Ed Broom, born and bred in Ipswich, Suffolk, works in the IT sector and started on a quest to discover the whereabouts of curved, wavy walls after learning there are more than 50 in his home county.
“I wondered where they were, but Google couldn’t tell me,“ Broom told The Epoch Times. ”My daughter drew up an initial list, and we—mostly me, my mum, and a child or two—went to see the first half-dozen walls. I then appealed on local radio for help, my to-do list grew and grew, and I found myself on a quest.
“If you’re on a Suffolk back road and see a couple of oddballs pointing their phones at a wavy wall, that'll be my mother and me.”
Broom describes Suffolk as “crinkle crankle central,” and the area is peppered with fine examples, including a grand wall at stately Heveningham Hall, a wavy wall stretching over a mile long in the village of Easton, and many others.
Serpentine walling was a technique adopted by Egyptian kings around 4,000 years ago, according to the Journal of the American Research Center in Egypt.

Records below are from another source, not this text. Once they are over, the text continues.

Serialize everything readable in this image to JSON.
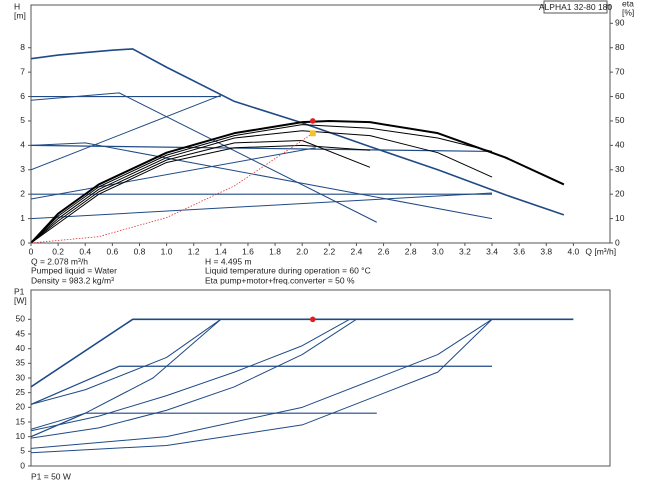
{
  "chart_data": [
    {
      "type": "line",
      "title": "ALPHA1 32-80 180",
      "ylabel": "H",
      "yunit": "[m]",
      "y2label": "eta",
      "y2unit": "[%]",
      "xlabel": "Q [m³/h]",
      "xlim": [
        0,
        4.27
      ],
      "ylim": [
        0,
        9.75
      ],
      "y2lim": [
        0,
        97.5
      ],
      "xticks": [
        0,
        0.2,
        0.4,
        0.6,
        0.8,
        {
          "value": 1,
          "label": "1.0"
        },
        1.2,
        1.4,
        1.6,
        1.8,
        {
          "value": 2,
          "label": "2.0"
        },
        2.2,
        2.4,
        2.6,
        2.8,
        {
          "value": 3,
          "label": "3.0"
        },
        3.2,
        3.4,
        3.6,
        3.8,
        {
          "value": 4,
          "label": "4.0"
        }
      ],
      "yticks": [
        0,
        1,
        2,
        3,
        4,
        5,
        6,
        7,
        8
      ],
      "y2ticks": [
        0,
        10,
        20,
        30,
        40,
        50,
        60,
        70,
        80,
        90
      ],
      "grid": false,
      "series": [
        {
          "color": "#1f4a86",
          "width": 1.6,
          "x": [
            0,
            0.2,
            0.4,
            0.6,
            0.75,
            1.0,
            1.5,
            2.0,
            2.5,
            3.0,
            3.5,
            3.93
          ],
          "values": [
            7.55,
            7.7,
            7.8,
            7.9,
            7.95,
            7.2,
            5.8,
            4.92,
            3.95,
            3.0,
            1.97,
            1.15
          ]
        },
        {
          "color": "#1f4a86",
          "width": 1.2,
          "x": [
            0,
            1.4
          ],
          "values": [
            6,
            6
          ]
        },
        {
          "color": "#1f4a86",
          "width": 1,
          "x": [
            0,
            0.65,
            2.55
          ],
          "values": [
            5.85,
            6.15,
            0.85
          ]
        },
        {
          "color": "#1f4a86",
          "width": 1,
          "x": [
            0,
            1.4
          ],
          "values": [
            3.0,
            6.05
          ]
        },
        {
          "color": "#1f4a86",
          "width": 1.2,
          "x": [
            0,
            3.4
          ],
          "values": [
            4.0,
            3.75
          ]
        },
        {
          "color": "#1f4a86",
          "width": 1,
          "x": [
            0,
            0.4,
            3.4
          ],
          "values": [
            4.0,
            4.1,
            1.0
          ]
        },
        {
          "color": "#1f4a86",
          "width": 1,
          "x": [
            0,
            2.1
          ],
          "values": [
            1.8,
            3.9
          ]
        },
        {
          "color": "#1f4a86",
          "width": 1.2,
          "x": [
            0,
            3.4
          ],
          "values": [
            2.0,
            2.0
          ]
        },
        {
          "color": "#1f4a86",
          "width": 1,
          "x": [
            0,
            3.4
          ],
          "values": [
            1.0,
            2.05
          ]
        },
        {
          "color": "#000000",
          "width": 2,
          "axis": "y2",
          "x": [
            0,
            0.2,
            0.5,
            1.0,
            1.5,
            2.0,
            2.2,
            2.5,
            3.0,
            3.5,
            3.93
          ],
          "values": [
            0,
            12,
            24,
            37,
            45,
            49.5,
            50,
            49.5,
            45,
            35,
            24
          ]
        },
        {
          "color": "#000000",
          "width": 1,
          "axis": "y2",
          "x": [
            0,
            0.2,
            0.5,
            1.0,
            1.5,
            2.0,
            2.5,
            3.0,
            3.4
          ],
          "values": [
            0,
            11,
            23,
            36,
            44,
            48.5,
            47,
            43,
            37.5
          ]
        },
        {
          "color": "#000000",
          "width": 1,
          "axis": "y2",
          "x": [
            0,
            0.2,
            0.5,
            1.0,
            1.5,
            2.0,
            2.5,
            3.0,
            3.4
          ],
          "values": [
            0,
            10,
            22,
            35,
            43,
            46,
            44,
            37,
            27
          ]
        },
        {
          "color": "#000000",
          "width": 1,
          "axis": "y2",
          "x": [
            0,
            0.2,
            0.5,
            1.0,
            1.5,
            2.0,
            2.5
          ],
          "values": [
            0,
            9,
            21,
            34,
            41,
            42,
            31
          ]
        },
        {
          "color": "#000000",
          "width": 1,
          "axis": "y2",
          "x": [
            0,
            0.2,
            0.5,
            1.0,
            1.5,
            2.0,
            2.5
          ],
          "values": [
            0,
            8,
            20,
            33,
            39,
            40,
            38
          ]
        },
        {
          "color": "#e03030",
          "width": 0.8,
          "dashed": true,
          "x": [
            0,
            0.5,
            1.0,
            1.5,
            2.078
          ],
          "values": [
            0,
            0.26,
            1.04,
            2.34,
            4.495
          ]
        }
      ],
      "markers": [
        {
          "shape": "circle",
          "color": "#e02020",
          "axis": "y2",
          "x": 2.078,
          "value": 50
        },
        {
          "shape": "square",
          "color": "#f2c230",
          "x": 2.078,
          "value": 4.495
        }
      ],
      "annotations": [
        "Q = 2.078 m³/h",
        "H = 4.495 m",
        "Pumped liquid = Water",
        "Liquid temperature during operation = 60 °C",
        "Density = 983.2 kg/m³",
        "Eta pump+motor+freq.converter = 50 %"
      ]
    },
    {
      "type": "line",
      "ylabel": "P1",
      "yunit": "[W]",
      "xlim": [
        0,
        4.27
      ],
      "ylim": [
        0,
        60
      ],
      "yticks": [
        0,
        5,
        10,
        15,
        20,
        25,
        30,
        35,
        40,
        45,
        50
      ],
      "grid": false,
      "series": [
        {
          "color": "#1f4a86",
          "width": 1.6,
          "x": [
            0,
            0.75,
            4.0
          ],
          "values": [
            27,
            50,
            50
          ]
        },
        {
          "color": "#1f4a86",
          "width": 1,
          "x": [
            0,
            0.4,
            1.0,
            1.4
          ],
          "values": [
            21,
            26,
            37,
            50
          ]
        },
        {
          "color": "#1f4a86",
          "width": 1,
          "x": [
            0,
            0.4,
            0.9,
            1.4
          ],
          "values": [
            12.5,
            18,
            30,
            50
          ]
        },
        {
          "color": "#1f4a86",
          "width": 1,
          "x": [
            0,
            0.5,
            1.0,
            1.5,
            2.0,
            2.35
          ],
          "values": [
            12,
            17,
            24,
            32,
            41,
            50
          ]
        },
        {
          "color": "#1f4a86",
          "width": 1,
          "x": [
            0,
            0.5,
            1.0,
            1.5,
            2.0,
            2.4
          ],
          "values": [
            9.5,
            13,
            19,
            27,
            38,
            50
          ]
        },
        {
          "color": "#1f4a86",
          "width": 1,
          "x": [
            0,
            1.0,
            2.0,
            3.0,
            3.4
          ],
          "values": [
            6,
            10,
            20,
            38,
            50
          ]
        },
        {
          "color": "#1f4a86",
          "width": 1,
          "x": [
            0,
            1.0,
            2.0,
            3.0,
            3.4
          ],
          "values": [
            4.5,
            7,
            14,
            32,
            50
          ]
        },
        {
          "color": "#1f4a86",
          "width": 1.2,
          "x": [
            0,
            0.65,
            3.4
          ],
          "values": [
            21,
            34,
            34
          ]
        },
        {
          "color": "#1f4a86",
          "width": 1.2,
          "x": [
            0,
            0.4,
            2.55
          ],
          "values": [
            10,
            18,
            18
          ]
        }
      ],
      "markers": [
        {
          "shape": "circle",
          "color": "#e02020",
          "x": 2.078,
          "value": 50
        }
      ],
      "annotations": [
        "P1 = 50 W"
      ]
    }
  ]
}
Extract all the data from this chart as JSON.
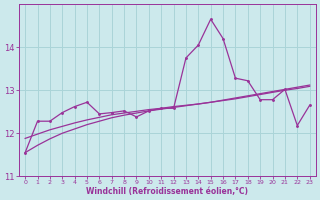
{
  "xlabel": "Windchill (Refroidissement éolien,°C)",
  "background_color": "#cce9ec",
  "grid_color": "#aad4d8",
  "line_color": "#993399",
  "x_data": [
    0,
    1,
    2,
    3,
    4,
    5,
    6,
    7,
    8,
    9,
    10,
    11,
    12,
    13,
    14,
    15,
    16,
    17,
    18,
    19,
    20,
    21,
    22,
    23
  ],
  "y_main": [
    11.55,
    12.28,
    12.28,
    12.48,
    12.62,
    12.72,
    12.45,
    12.48,
    12.52,
    12.38,
    12.52,
    12.58,
    12.58,
    13.75,
    14.05,
    14.65,
    14.2,
    13.28,
    13.22,
    12.78,
    12.78,
    13.02,
    12.18,
    12.65
  ],
  "y_linear1": [
    11.55,
    11.72,
    11.87,
    12.0,
    12.1,
    12.2,
    12.28,
    12.36,
    12.42,
    12.47,
    12.52,
    12.56,
    12.6,
    12.64,
    12.68,
    12.72,
    12.77,
    12.82,
    12.87,
    12.92,
    12.97,
    13.02,
    13.07,
    13.12
  ],
  "y_linear2": [
    11.88,
    11.98,
    12.08,
    12.16,
    12.24,
    12.31,
    12.37,
    12.43,
    12.47,
    12.51,
    12.55,
    12.58,
    12.62,
    12.65,
    12.68,
    12.72,
    12.76,
    12.8,
    12.85,
    12.9,
    12.95,
    13.0,
    13.04,
    13.09
  ],
  "ylim": [
    11.0,
    15.0
  ],
  "yticks": [
    11,
    12,
    13,
    14
  ],
  "xticks": [
    0,
    1,
    2,
    3,
    4,
    5,
    6,
    7,
    8,
    9,
    10,
    11,
    12,
    13,
    14,
    15,
    16,
    17,
    18,
    19,
    20,
    21,
    22,
    23
  ],
  "figsize": [
    3.2,
    2.0
  ],
  "dpi": 100
}
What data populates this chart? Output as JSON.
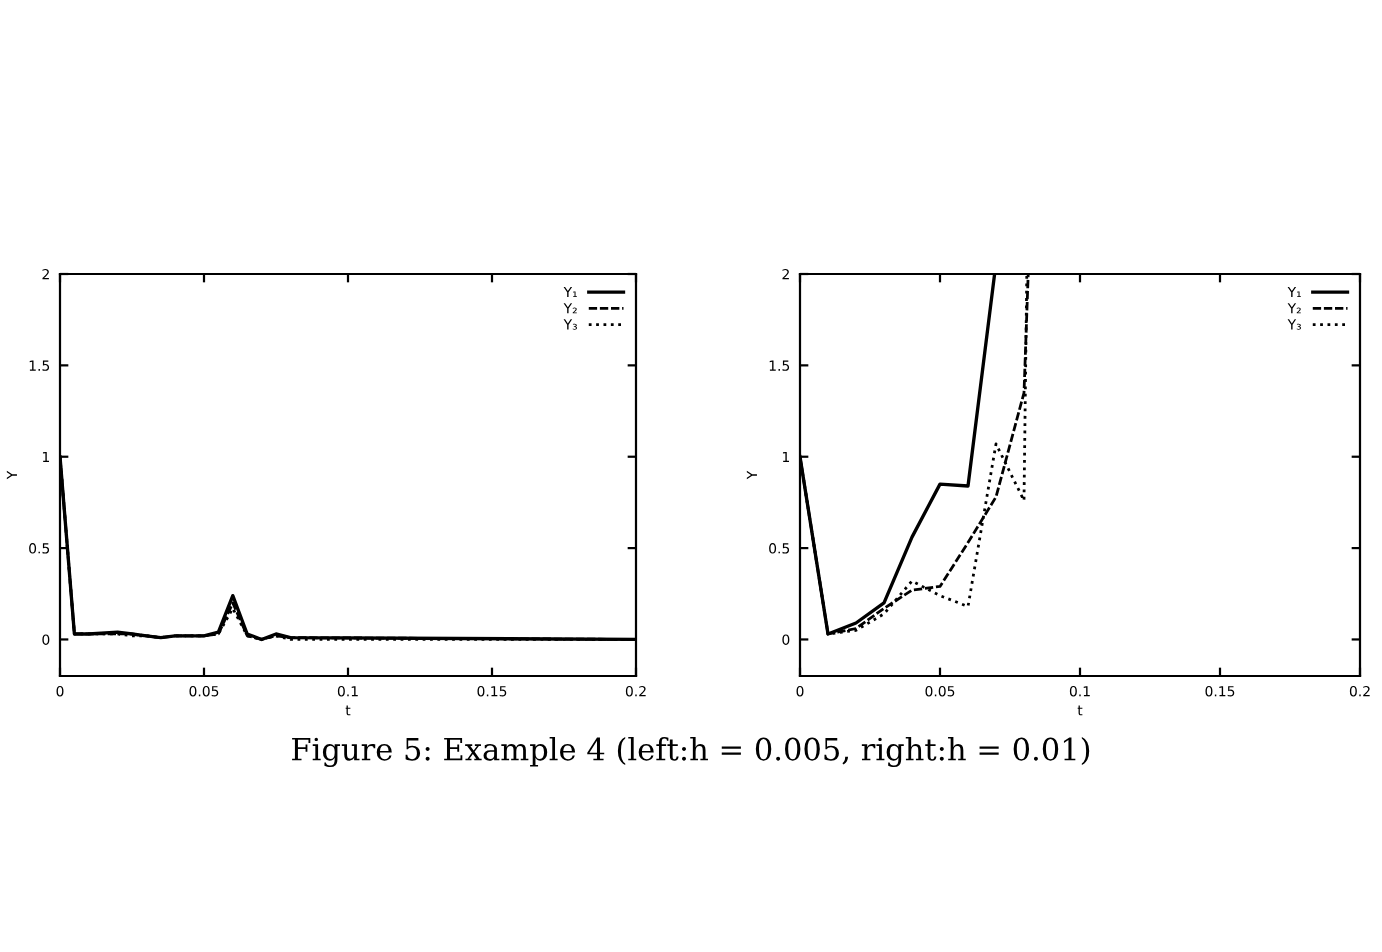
{
  "chart_data": [
    {
      "type": "line",
      "xlabel": "t",
      "ylabel": "Y",
      "xlim": [
        0,
        0.2
      ],
      "ylim": [
        -0.2,
        2
      ],
      "xticks": [
        0,
        0.05,
        0.1,
        0.15,
        0.2
      ],
      "yticks": [
        0,
        0.5,
        1,
        1.5,
        2
      ],
      "grid": false,
      "legend": "top right",
      "marker": "none",
      "series": [
        {
          "name": "Y₁",
          "color": "#000000",
          "line_style": "solid",
          "x": [
            0,
            0.005,
            0.01,
            0.02,
            0.025,
            0.03,
            0.035,
            0.04,
            0.045,
            0.05,
            0.055,
            0.06,
            0.065,
            0.07,
            0.075,
            0.08,
            0.2
          ],
          "values": [
            1,
            0.03,
            0.03,
            0.04,
            0.03,
            0.02,
            0.01,
            0.02,
            0.02,
            0.02,
            0.04,
            0.24,
            0.03,
            0.0,
            0.03,
            0.01,
            0
          ]
        },
        {
          "name": "Y₂",
          "color": "#000000",
          "line_style": "dashed",
          "x": [
            0,
            0.005,
            0.01,
            0.02,
            0.025,
            0.03,
            0.035,
            0.04,
            0.045,
            0.05,
            0.055,
            0.06,
            0.065,
            0.07,
            0.075,
            0.08,
            0.2
          ],
          "values": [
            1,
            0.03,
            0.03,
            0.03,
            0.03,
            0.02,
            0.01,
            0.02,
            0.02,
            0.02,
            0.03,
            0.2,
            0.02,
            0.0,
            0.02,
            0.01,
            0
          ]
        },
        {
          "name": "Y₃",
          "color": "#000000",
          "line_style": "dotted",
          "x": [
            0,
            0.005,
            0.01,
            0.02,
            0.025,
            0.03,
            0.035,
            0.04,
            0.045,
            0.05,
            0.055,
            0.06,
            0.065,
            0.07,
            0.075,
            0.08,
            0.2
          ],
          "values": [
            1,
            0.03,
            0.03,
            0.03,
            0.02,
            0.02,
            0.01,
            0.02,
            0.02,
            0.02,
            0.03,
            0.17,
            0.02,
            0.0,
            0.02,
            0.0,
            0
          ]
        }
      ],
      "annotations": [
        "Figure 5: Example 4 (left:h = 0.005, right:h = 0.01)"
      ]
    },
    {
      "type": "line",
      "xlabel": "t",
      "ylabel": "Y",
      "xlim": [
        0,
        0.2
      ],
      "ylim": [
        -0.2,
        2
      ],
      "xticks": [
        0,
        0.05,
        0.1,
        0.15,
        0.2
      ],
      "yticks": [
        0,
        0.5,
        1,
        1.5,
        2
      ],
      "grid": false,
      "legend": "top right",
      "marker": "none",
      "series": [
        {
          "name": "Y₁",
          "color": "#000000",
          "line_style": "solid",
          "x": [
            0,
            0.01,
            0.02,
            0.03,
            0.04,
            0.05,
            0.06,
            0.0695
          ],
          "values": [
            1,
            0.03,
            0.09,
            0.2,
            0.56,
            0.85,
            0.84,
            2
          ]
        },
        {
          "name": "Y₂",
          "color": "#000000",
          "line_style": "dashed",
          "x": [
            0,
            0.01,
            0.02,
            0.03,
            0.04,
            0.05,
            0.06,
            0.07,
            0.08,
            0.0815
          ],
          "values": [
            1,
            0.03,
            0.06,
            0.17,
            0.27,
            0.29,
            0.53,
            0.78,
            1.35,
            2
          ]
        },
        {
          "name": "Y₃",
          "color": "#000000",
          "line_style": "dotted",
          "x": [
            0,
            0.01,
            0.02,
            0.03,
            0.04,
            0.05,
            0.06,
            0.07,
            0.08,
            0.081
          ],
          "values": [
            1,
            0.03,
            0.05,
            0.14,
            0.32,
            0.24,
            0.18,
            1.07,
            0.76,
            2
          ]
        }
      ]
    }
  ]
}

The unique building method was introduced to England around the 17th century. These snake-shaped walls are also found in the garden of Zuylen Castle in the Netherlands and the serpentine façade of San Carlo alle Quattro Fontane church in Rome, Italy. The United States has its own crinkle crankle walls, one of which was commissioned by Thomas Jefferson at the University of Virginia.
While some crinkle crackle walls were created purely for aesthetics, their original purpose was to retain the heat from the sun in their undulating pattern to help trees grow in cold climates and for their added strength to withstand pressure from the wind.
“Crinkle crankle walls resist horizontal forces, like wind, more than straight walls would. So if the alternative to a crinkle crankle wall one-brick thick is a straight wall two or more bricks thick, the former saves material.”
Broom has fallen in love with these less common walls that, he says, are few and far between. Many have “understandably disappeared over time.” Broom is on a mission to preserve the crinkle crankle legacy by compiling a book about them, which sees him doing everything from “poring over antique maps to scanning old Suffolk journals to Googling details of 19th-century rural vicars.”
“Those original crinkle-crankle walls are unique,” he said. “Each one tells its own story, whether it’s lovingly preserved in the back garden of a stately home or partially collapsed behind a graveyard.